Pensant qu’elle ne devait pas être au courant de ce dernier détail il lui sourit :
– Je le savais !… Tout ce que je peux répondre c’est que je ferai tout pour garder mes enfants ! Ils portent mon nom et cela Lisa n’y peut rien !
– Aucun juge ne les confiera à un débauché comme toi ! hurla celle-ci hors d’elle. Tu oublies que j’ai la preuve de ta trahison ! La lettre que ta maîtresse m’a écrite pour me demander pardon ne laisse aucun doute sur ta conduite ! Je l’ai conservée !
Aldo regarda sa femme et ne la reconnut pas. Elle était semblable à ce qu’elle était pourtant : les traits fins, la bouche bien dessinée dont il aimait tant les baisers, les immenses yeux violets, la peau claire, l’épaisse chevelure d’un blond ardent, mais le teint était blême, les yeux sans éclat, la bouche serrée, le corps raide. En fait, il ne manquait que les grosses lunettes cerclées d’écaille et le tailleur gris taillé en cornet de frites pour que ressuscite « Mina Van Zelden », la secrétaire hollandaise qui avait été son assistante pendant deux ans. À cette différence près que Mina avait le sens de l’humour…
– Tu ne feras pas cela ! articula-t-il lentement. Tu ne te serviras pas d’une lettre douloureuse pour t’en faire une arme contre moi.
– Crois-tu ?… C’est néanmoins ce que tu verras !
– Lisa ! s’écria sa grand-mère alarmée. Aldo a raison. Tu ne feras pas cela !
– En voilà assez ! trancha maître Hirchberg en se servant du dossier pour frapper sur le bureau. Dans l’état actuel des choses, rien de ce que vous annoncez, madame, ne peut intervenir dans mon office. Le testament doit être appliqué selon les volontés de votre père. Et je vais, à présent, remettre la collection au prince Morosini !
Allant jusqu’à la porte du cabinet de travail, il la ferma soigneusement en expliquant :
– La chambre forte ne peut être ouverte que si le bureau est fermé.
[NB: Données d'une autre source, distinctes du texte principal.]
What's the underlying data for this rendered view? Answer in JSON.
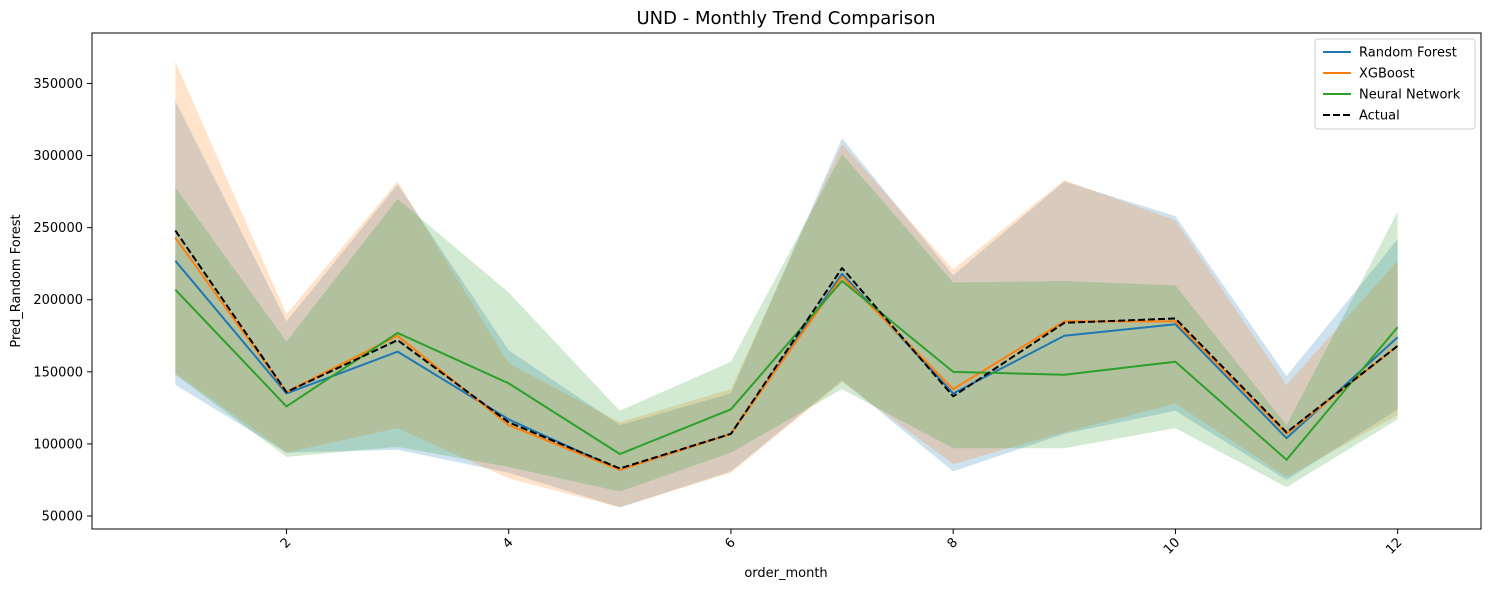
{
  "chart_data": {
    "type": "line",
    "title": "UND - Monthly Trend Comparison",
    "xlabel": "order_month",
    "ylabel": "Pred_Random Forest",
    "xlim": [
      0.25,
      12.75
    ],
    "ylim": [
      41000,
      385000
    ],
    "x_ticks": [
      2,
      4,
      6,
      8,
      10,
      12
    ],
    "x_tick_labels": [
      "2",
      "4",
      "6",
      "8",
      "10",
      "12"
    ],
    "y_ticks": [
      50000,
      100000,
      150000,
      200000,
      250000,
      300000,
      350000
    ],
    "y_tick_labels": [
      "50000",
      "100000",
      "150000",
      "200000",
      "250000",
      "300000",
      "350000"
    ],
    "grid": false,
    "legend_position": "top-right",
    "x": [
      1,
      2,
      3,
      4,
      5,
      6,
      7,
      8,
      9,
      10,
      11,
      12
    ],
    "series": [
      {
        "name": "Random Forest",
        "color": "#1f77b4",
        "style": "solid",
        "values": [
          227000,
          135000,
          164000,
          117000,
          82000,
          107000,
          218000,
          135000,
          175000,
          183000,
          104000,
          174000
        ],
        "band_upper": [
          338000,
          185000,
          280000,
          165000,
          113000,
          135000,
          312000,
          217000,
          282000,
          258000,
          147000,
          242000
        ],
        "band_lower": [
          141000,
          94000,
          96000,
          80000,
          56000,
          81000,
          144000,
          81000,
          107000,
          123000,
          75000,
          124000
        ]
      },
      {
        "name": "XGBoost",
        "color": "#ff7f0e",
        "style": "solid",
        "values": [
          243000,
          136000,
          175000,
          113000,
          82000,
          107000,
          216000,
          138000,
          185000,
          185000,
          107000,
          168000
        ],
        "band_upper": [
          365000,
          190000,
          282000,
          156000,
          115000,
          138000,
          308000,
          221000,
          283000,
          255000,
          141000,
          227000
        ],
        "band_lower": [
          149000,
          94000,
          111000,
          76000,
          56000,
          80000,
          143000,
          86000,
          108000,
          128000,
          77000,
          120000
        ]
      },
      {
        "name": "Neural Network",
        "color": "#2ca02c",
        "style": "solid",
        "values": [
          207000,
          126000,
          177000,
          142000,
          93000,
          124000,
          213000,
          150000,
          148000,
          157000,
          89000,
          181000
        ],
        "band_upper": [
          278000,
          171000,
          270000,
          205000,
          123000,
          157000,
          301000,
          212000,
          213000,
          210000,
          113000,
          261000
        ],
        "band_lower": [
          148000,
          91000,
          98000,
          84000,
          67000,
          94000,
          138000,
          97000,
          97000,
          111000,
          70000,
          117000
        ]
      },
      {
        "name": "Actual",
        "color": "#000000",
        "style": "dashed",
        "values": [
          248000,
          136000,
          172000,
          115000,
          83000,
          107000,
          222000,
          133000,
          184000,
          187000,
          108000,
          168000
        ]
      }
    ]
  }
}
Cela fait, il traversa la grande pièce après avoir pris la clef contenue dans l’enveloppe sans oublier le papier plié qui l’accompagnait, l’introduisit dans une moulure de la bibliothèque occupant le mur du fond : une épaisse porte doublée d’acier tourna lentement sur d’invisibles gonds entraînant avec elle son habile décor de faux livres et éclairant du même coup la chambre forte.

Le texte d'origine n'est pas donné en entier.